One problem designers were always wrestling with was that of the overall height of the vehicle. Taking three typical 1960s tanks as an example, the Soviet T-62 was lowest at 2.4 m and the US M60A1 the highest at 3.26 m, with the British Chieftain in between at 2.9 m. There were two limiting factors: the height of the sitting driver dictated the height of the hull, while the height of the standing loader dictated the height between the floor and the turret roof. Various solutions were found. The French and Soviet armies placed a maximum height limit on selection for tank crews, while the British introduced a semi-reclining position for the driver. The main problem, however, was that of the loader, who had to stand to perform his job, and the only effective solution was to get rid of the task altogether by installing an automatic loader. It was for this reason, rather than economy of manpower, that Soviet tanks from the T-72 onwards were fitted with autoloaders.

Some unusual solutions were tried, although few ever progressed beyond range testing. The West Germans, for example, tested a tank with two 105 mm guns, in an effort to increase the firing rate, but that proved a dead end. In a different approach in the quest for ever greater tank-killing power, the British used one Centurion chassis to test a 183 mm gun in a boiler-plate turret and another for trials with a 180 mm gun in an open mount with a concentric recoil system and an automatic rotary loader. Neither progressed beyond the prototype stage.

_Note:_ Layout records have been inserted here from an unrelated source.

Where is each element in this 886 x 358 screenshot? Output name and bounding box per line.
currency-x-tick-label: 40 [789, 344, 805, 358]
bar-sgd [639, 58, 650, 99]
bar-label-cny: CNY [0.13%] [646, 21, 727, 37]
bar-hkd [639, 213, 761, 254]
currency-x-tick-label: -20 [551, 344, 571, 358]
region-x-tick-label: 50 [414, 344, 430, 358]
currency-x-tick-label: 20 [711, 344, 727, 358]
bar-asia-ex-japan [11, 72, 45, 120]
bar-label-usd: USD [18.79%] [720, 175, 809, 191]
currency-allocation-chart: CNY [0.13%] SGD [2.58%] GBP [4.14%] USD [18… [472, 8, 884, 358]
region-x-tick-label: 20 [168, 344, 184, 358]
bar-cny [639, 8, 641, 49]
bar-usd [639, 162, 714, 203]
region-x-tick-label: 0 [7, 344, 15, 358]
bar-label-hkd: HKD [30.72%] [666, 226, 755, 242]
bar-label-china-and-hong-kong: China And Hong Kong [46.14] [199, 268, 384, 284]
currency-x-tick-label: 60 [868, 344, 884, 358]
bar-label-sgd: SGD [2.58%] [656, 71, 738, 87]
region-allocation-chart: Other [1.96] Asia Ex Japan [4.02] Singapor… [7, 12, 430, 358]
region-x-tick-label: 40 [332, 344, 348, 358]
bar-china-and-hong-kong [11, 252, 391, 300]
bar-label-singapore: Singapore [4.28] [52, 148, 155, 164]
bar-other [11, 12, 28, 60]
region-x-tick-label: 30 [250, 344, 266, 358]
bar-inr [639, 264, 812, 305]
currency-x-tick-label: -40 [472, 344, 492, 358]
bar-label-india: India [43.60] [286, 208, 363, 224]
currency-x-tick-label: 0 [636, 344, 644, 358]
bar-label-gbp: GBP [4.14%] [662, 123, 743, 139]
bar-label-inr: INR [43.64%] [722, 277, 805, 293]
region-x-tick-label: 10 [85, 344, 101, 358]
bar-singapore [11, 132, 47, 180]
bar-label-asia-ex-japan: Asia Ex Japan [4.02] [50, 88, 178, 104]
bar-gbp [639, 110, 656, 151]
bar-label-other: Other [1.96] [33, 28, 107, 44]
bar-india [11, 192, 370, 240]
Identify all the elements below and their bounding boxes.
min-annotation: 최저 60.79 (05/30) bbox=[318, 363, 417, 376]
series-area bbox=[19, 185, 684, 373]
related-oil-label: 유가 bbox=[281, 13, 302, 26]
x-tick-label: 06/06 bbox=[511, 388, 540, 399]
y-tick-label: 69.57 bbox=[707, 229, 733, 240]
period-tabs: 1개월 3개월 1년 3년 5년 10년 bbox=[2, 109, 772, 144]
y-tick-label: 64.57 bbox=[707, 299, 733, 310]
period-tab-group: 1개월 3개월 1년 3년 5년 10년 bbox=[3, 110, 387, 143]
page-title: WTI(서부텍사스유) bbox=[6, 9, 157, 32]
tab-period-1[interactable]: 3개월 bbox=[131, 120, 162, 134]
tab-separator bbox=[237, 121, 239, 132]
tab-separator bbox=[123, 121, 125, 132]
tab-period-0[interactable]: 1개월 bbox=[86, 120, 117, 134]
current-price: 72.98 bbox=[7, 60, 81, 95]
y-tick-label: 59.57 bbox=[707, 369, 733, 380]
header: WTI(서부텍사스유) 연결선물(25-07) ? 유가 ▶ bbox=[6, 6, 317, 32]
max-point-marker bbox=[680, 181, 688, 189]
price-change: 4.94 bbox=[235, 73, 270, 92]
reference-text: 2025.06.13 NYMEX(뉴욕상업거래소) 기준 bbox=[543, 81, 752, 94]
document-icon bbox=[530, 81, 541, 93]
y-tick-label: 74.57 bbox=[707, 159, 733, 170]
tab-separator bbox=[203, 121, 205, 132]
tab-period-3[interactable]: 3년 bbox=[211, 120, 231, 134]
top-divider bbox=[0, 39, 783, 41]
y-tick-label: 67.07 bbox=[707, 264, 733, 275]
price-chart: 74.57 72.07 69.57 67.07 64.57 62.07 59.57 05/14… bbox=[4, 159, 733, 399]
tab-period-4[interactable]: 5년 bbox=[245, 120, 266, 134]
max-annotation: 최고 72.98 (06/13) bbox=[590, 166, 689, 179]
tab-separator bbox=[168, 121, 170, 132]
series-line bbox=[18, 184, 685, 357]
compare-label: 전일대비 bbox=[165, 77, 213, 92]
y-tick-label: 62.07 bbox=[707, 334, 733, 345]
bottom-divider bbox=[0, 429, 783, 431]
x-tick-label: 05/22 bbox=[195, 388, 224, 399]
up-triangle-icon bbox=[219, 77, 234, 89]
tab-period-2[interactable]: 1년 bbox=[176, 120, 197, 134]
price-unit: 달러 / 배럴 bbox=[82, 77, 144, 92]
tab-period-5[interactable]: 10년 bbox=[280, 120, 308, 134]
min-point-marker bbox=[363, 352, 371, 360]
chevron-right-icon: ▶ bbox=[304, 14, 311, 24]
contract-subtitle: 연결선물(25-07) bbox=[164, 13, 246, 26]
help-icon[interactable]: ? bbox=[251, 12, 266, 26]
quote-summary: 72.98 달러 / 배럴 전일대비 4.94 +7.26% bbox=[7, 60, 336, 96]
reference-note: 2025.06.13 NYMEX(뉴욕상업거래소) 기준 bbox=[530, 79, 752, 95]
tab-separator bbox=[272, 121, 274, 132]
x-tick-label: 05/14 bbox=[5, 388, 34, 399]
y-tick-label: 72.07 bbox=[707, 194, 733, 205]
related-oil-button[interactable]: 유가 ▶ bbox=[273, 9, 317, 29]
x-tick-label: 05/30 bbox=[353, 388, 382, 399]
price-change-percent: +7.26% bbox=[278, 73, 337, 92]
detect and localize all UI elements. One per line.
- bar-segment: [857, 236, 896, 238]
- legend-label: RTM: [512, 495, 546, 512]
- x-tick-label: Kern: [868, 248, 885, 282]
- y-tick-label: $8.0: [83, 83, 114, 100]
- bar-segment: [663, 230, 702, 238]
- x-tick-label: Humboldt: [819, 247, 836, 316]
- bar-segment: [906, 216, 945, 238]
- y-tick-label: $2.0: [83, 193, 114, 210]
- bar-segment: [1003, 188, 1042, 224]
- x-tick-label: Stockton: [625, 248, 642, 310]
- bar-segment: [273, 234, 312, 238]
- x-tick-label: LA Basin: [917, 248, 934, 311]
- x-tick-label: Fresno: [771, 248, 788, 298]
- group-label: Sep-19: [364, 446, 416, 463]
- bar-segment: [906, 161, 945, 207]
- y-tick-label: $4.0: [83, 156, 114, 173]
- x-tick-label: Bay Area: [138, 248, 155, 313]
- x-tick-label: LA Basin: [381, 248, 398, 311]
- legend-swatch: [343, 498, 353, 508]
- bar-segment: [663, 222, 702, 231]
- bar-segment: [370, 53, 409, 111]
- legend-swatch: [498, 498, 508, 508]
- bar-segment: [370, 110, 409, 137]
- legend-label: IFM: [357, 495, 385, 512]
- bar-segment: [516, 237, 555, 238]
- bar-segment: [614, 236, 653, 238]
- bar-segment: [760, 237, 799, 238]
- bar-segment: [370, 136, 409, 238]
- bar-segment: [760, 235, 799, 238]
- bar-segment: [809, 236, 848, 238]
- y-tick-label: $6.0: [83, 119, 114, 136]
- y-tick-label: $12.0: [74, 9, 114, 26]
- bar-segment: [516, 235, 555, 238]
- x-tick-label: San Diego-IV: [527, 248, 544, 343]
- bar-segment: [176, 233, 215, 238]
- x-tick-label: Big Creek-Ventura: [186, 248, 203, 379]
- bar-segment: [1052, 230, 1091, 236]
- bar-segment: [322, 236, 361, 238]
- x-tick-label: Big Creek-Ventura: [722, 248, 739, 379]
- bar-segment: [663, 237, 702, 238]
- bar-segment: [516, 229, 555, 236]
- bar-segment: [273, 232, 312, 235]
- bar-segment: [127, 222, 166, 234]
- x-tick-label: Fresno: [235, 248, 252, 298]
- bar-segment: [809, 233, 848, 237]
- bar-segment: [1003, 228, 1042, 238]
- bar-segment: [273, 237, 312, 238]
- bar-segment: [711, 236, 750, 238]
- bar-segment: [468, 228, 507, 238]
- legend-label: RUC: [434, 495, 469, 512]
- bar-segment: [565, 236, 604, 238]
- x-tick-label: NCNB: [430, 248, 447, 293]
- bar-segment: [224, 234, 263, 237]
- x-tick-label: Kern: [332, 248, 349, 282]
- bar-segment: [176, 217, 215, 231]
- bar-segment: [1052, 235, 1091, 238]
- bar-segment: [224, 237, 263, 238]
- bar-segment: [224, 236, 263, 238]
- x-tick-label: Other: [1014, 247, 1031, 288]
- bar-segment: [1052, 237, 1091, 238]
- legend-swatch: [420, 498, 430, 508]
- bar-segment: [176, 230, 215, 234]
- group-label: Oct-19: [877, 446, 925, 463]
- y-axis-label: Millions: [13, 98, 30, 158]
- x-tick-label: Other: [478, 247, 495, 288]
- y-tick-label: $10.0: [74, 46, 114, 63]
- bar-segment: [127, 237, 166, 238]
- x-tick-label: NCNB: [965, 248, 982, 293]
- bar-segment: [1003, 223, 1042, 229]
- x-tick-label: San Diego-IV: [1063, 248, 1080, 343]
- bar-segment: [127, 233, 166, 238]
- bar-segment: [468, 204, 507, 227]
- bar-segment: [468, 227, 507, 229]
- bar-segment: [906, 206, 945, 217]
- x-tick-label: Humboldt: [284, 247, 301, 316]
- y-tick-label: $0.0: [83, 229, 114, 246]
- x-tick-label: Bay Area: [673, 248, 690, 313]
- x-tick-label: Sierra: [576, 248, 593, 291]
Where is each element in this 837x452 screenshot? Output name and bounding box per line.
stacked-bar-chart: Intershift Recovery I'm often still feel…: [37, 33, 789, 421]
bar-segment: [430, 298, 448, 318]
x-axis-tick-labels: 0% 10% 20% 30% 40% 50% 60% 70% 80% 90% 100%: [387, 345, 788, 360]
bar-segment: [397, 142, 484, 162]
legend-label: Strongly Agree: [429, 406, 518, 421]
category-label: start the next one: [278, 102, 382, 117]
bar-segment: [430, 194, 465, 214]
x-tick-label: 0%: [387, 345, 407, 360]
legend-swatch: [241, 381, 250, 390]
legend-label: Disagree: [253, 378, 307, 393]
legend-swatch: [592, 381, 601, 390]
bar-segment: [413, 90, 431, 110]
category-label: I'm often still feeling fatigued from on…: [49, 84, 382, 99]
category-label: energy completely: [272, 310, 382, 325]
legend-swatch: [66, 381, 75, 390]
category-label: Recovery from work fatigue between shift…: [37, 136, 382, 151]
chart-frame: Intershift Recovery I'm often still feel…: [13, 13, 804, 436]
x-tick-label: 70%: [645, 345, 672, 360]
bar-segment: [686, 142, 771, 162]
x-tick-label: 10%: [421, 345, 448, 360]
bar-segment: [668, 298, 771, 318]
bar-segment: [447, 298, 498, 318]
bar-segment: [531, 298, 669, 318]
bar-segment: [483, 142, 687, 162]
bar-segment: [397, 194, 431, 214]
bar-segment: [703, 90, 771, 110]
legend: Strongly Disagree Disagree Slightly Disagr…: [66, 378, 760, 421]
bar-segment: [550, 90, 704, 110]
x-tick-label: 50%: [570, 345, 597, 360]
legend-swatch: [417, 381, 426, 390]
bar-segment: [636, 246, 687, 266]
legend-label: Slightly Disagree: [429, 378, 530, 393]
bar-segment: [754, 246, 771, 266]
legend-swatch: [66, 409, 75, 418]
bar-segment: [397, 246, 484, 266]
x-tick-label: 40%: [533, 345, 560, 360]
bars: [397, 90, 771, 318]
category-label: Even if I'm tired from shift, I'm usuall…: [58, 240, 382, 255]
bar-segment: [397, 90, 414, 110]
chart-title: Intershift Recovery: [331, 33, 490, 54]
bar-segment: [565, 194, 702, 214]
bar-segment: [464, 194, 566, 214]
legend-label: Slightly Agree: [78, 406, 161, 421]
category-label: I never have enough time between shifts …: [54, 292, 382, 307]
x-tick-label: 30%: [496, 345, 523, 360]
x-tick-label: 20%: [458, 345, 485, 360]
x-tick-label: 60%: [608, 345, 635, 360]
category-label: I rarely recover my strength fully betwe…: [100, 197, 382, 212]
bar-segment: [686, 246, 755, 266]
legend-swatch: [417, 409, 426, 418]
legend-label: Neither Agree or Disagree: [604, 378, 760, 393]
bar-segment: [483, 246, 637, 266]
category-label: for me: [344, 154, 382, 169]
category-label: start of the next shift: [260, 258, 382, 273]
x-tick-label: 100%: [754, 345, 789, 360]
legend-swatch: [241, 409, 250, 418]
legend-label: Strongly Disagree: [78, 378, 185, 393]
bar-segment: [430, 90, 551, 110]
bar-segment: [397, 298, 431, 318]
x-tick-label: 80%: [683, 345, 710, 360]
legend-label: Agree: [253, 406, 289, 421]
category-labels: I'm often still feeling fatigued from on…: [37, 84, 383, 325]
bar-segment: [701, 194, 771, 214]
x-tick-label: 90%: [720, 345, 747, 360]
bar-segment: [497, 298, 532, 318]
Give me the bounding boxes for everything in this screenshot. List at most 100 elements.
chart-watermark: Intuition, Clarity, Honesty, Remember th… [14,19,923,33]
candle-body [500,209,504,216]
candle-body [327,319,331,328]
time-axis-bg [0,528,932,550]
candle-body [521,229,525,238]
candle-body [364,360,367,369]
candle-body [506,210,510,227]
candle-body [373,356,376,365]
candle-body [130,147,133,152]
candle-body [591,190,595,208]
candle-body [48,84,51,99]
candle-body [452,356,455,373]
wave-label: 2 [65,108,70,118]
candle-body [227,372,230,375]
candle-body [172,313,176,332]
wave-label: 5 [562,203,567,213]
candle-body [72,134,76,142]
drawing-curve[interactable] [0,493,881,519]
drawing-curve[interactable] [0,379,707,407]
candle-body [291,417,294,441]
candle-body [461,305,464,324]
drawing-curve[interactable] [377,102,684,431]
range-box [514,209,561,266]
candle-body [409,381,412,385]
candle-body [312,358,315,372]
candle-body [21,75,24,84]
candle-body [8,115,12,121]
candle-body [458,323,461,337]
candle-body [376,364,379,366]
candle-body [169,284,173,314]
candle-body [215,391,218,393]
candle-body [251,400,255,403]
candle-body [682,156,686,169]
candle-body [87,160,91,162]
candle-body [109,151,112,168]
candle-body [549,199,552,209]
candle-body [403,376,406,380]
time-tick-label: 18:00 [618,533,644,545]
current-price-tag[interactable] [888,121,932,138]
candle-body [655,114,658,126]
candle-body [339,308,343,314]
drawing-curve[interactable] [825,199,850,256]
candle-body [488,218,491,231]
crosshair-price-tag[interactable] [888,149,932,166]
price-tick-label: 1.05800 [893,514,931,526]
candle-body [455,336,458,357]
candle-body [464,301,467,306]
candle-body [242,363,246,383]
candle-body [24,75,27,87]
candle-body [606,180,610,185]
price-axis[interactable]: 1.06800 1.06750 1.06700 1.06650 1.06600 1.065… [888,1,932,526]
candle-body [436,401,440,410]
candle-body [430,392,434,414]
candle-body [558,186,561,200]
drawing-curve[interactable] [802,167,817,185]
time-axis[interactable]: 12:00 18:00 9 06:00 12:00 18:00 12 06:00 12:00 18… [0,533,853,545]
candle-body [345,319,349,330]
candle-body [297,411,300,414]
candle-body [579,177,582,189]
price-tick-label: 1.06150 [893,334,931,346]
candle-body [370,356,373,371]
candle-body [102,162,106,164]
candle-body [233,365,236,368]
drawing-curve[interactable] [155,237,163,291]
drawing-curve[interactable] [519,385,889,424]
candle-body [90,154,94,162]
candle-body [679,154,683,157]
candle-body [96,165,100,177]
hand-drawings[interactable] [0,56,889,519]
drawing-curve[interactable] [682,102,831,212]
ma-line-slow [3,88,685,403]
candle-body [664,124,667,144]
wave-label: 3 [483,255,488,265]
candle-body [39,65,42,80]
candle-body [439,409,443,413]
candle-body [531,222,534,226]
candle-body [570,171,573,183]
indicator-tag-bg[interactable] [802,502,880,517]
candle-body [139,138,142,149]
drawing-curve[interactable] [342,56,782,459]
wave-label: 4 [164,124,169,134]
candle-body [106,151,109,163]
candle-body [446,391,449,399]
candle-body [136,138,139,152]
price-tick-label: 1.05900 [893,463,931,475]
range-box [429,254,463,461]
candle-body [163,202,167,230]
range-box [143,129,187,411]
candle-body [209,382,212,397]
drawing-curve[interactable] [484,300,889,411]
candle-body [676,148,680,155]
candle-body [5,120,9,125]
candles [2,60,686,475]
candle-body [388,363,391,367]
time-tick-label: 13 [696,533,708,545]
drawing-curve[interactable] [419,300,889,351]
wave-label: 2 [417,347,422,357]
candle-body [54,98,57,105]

During the period of the Cold War, tanks certainly increased in capability, with bigger guns, thicker armour, more powerful engines and ever more sophisticated command-and-control systems, but one major consequence was that the weight grew inexorably. In the British army, for example, the initial version of the Centurion, which entered service in the mid-1940s, weighed 49 tonnes, while the final version, the Mk 13, weighed 52 tonnes.
The
successor, the Chieftain (1960s) weighed 55 tonnes, and the next tank, the Challenger (1980s), a massive 62 tonnes. Even the Soviets, who believed very strongly in keeping tank weights down, suffered from similar problems: their T-34/85 (1940s) weighed 32 tonnes, while the T-54 (1950s) came in at 36 tonnes, the T-62 (1960s) at 37 tonnes and the T-72 at 43.5 tonnes.

Costs

The true cost of a tank is difficult to discover, not least because the various nations involved use differing criteria to arrive at a final figure. With these provisos in mind, a careful analysis of the unit costs of US tanks at 1972 prices arrived at the following figures:
1

M47

$207,300

M48

$203,400

M60

$185,200

MBT70

$1,058,200

M1

$570,000

Prices steadily escalated, and the hull, turret, gun and most components cost more as the Cold War progressed; the British Challenger 1, for example, cost £3 million at 1985 prices. Most components increased in cost, but by far the greatest cost escalation was in the electronic devices, such as fire-control systems, sensors, engine controls and radios.

fn1
In the 1960s, by the then British secretary of state for defence, Denis Healey.

fn2
The minimum-range requirement arose from experiences of massed attacks by Chinese infantry in the Korean War and was met by canister shot, consisting of several hundred steel slugs.